Im darauffolgenden Jahr wurden Uhren von dem in Argentinien geborenen und heute in Spanien lebenden Jorge Pensi sowie den drei italienischen Designern Ettore Sottsass, Andrea Branzi und Guido Venturini präsentiert: Die Ontime-Uhren von Jorge Pensi zeichnen sich durch ein quadratisches oder rechteckiges Zifferblatt und ein mit vielen parallel angebrachten Einschnitten versehenes Armband aus – ein ebenso auffälliges wie funktionales Designmerkmal. Venturini, dessen Designs häufig provokant sind, entwarf Nuba – ein klassisch und schlicht geformtes Modell mit sanft gewölbtem Gehäuse, sechs verschiedenen Zifferblättern und einem Edelstahlarmband mit hexagonalen Gliedern. Ciclo, mit einem breiten Gehäusekranz, einem leuchtend bunten Zifferblatt und klaren weißen grafischen Elementen, trägt unverwechselbar die Handschrift von Sottsass. Andrea Branzi schließlich hat vergnüglich mit den Stundenziffern gespielt und sie in neuen und exzentrischen Positionen auf und außerhalb des Zifferblattes entlang des Gehäusekranzes platziert. Der Name Out_time trifft den Stil des Projektes perfekt.

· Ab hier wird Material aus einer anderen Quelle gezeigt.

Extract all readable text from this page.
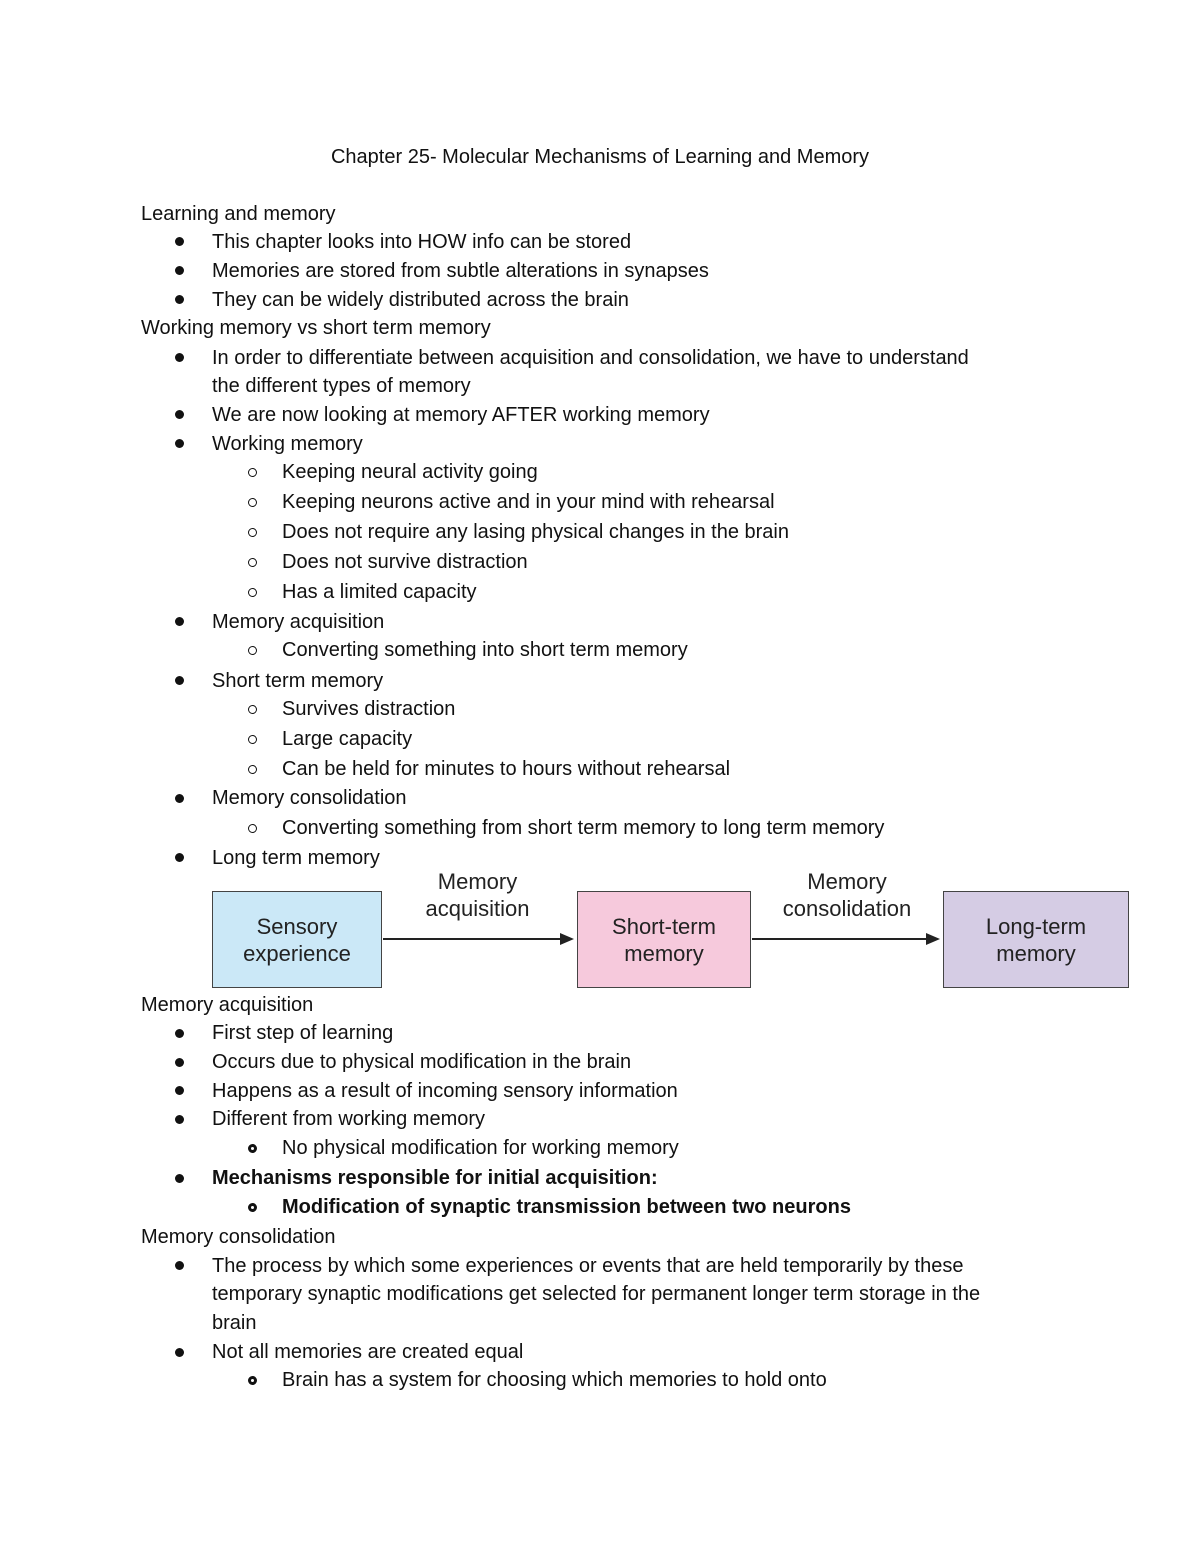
Chapter 25- Molecular Mechanisms of Learning and Memory
Learning and memory
This chapter looks into HOW info can be stored
Memories are stored from subtle alterations in synapses
They can be widely distributed across the brain
Working memory vs short term memory
In order to differentiate between acquisition and consolidation, we have to understand
the different types of memory
We are now looking at memory AFTER working memory
Working memory
Keeping neural activity going
Keeping neurons active and in your mind with rehearsal
Does not require any lasing physical changes in the brain
Does not survive distraction
Has a limited capacity
Memory acquisition
Converting something into short term memory
Short term memory
Survives distraction
Large capacity
Can be held for minutes to hours without rehearsal
Memory consolidation
Converting something from short term memory to long term memory
Long term memory
Memory
acquisition
Memory
consolidation
Sensory
experience
Short-term
memory
Long-term
memory
Memory acquisition
First step of learning
Occurs due to physical modification in the brain
Happens as a result of incoming sensory information
Different from working memory
No physical modification for working memory
Mechanisms responsible for initial acquisition:
Modification of synaptic transmission between two neurons
Memory consolidation
The process by which some experiences or events that are held temporarily by these
temporary synaptic modifications get selected for permanent longer term storage in the
brain
Not all memories are created equal
Brain has a system for choosing which memories to hold onto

Die neuen Uhren für 2007 wurden von Wiel Arets, Miriam Mirri und Hani Rashid gestaltet: Die beiden Modelle des niederländischen Architekt Wiel Arets tragen den Namen Watch.it. Sie haben ein Armband aus Stahl oder braunem Leder und ein mattweißes Zifferblatt. Die Stundenziffern erinnern an winzige Wassertropfen. Mariposa – Spanisch für „Schmetterling“ – hat Miriam Mirri ihr Modell genannt, das in drei Varianten erhältlich ist: mit einem weißen, blauen oder schwarzen Zifferblatt. Das Design des Armbands mit seinem ungewöhnlichen Muster ist vom unruhigen Flug der Schmetterlinge inspiriert, während der doppelte Sekundenzeiger an ausgebreitete Flügel erinnert. Zuletzt die Arc-Kollektion von Hani Rashid, die sich durch klares, elementares Design, ein weißes Zifferblatt und orange Details auszeichnet.

Alessi Watches beweist einmal mehr, dass sein Uhrenkatalog der größte und abwechslungsreichste Designeruhrenkatalog der Welt ist.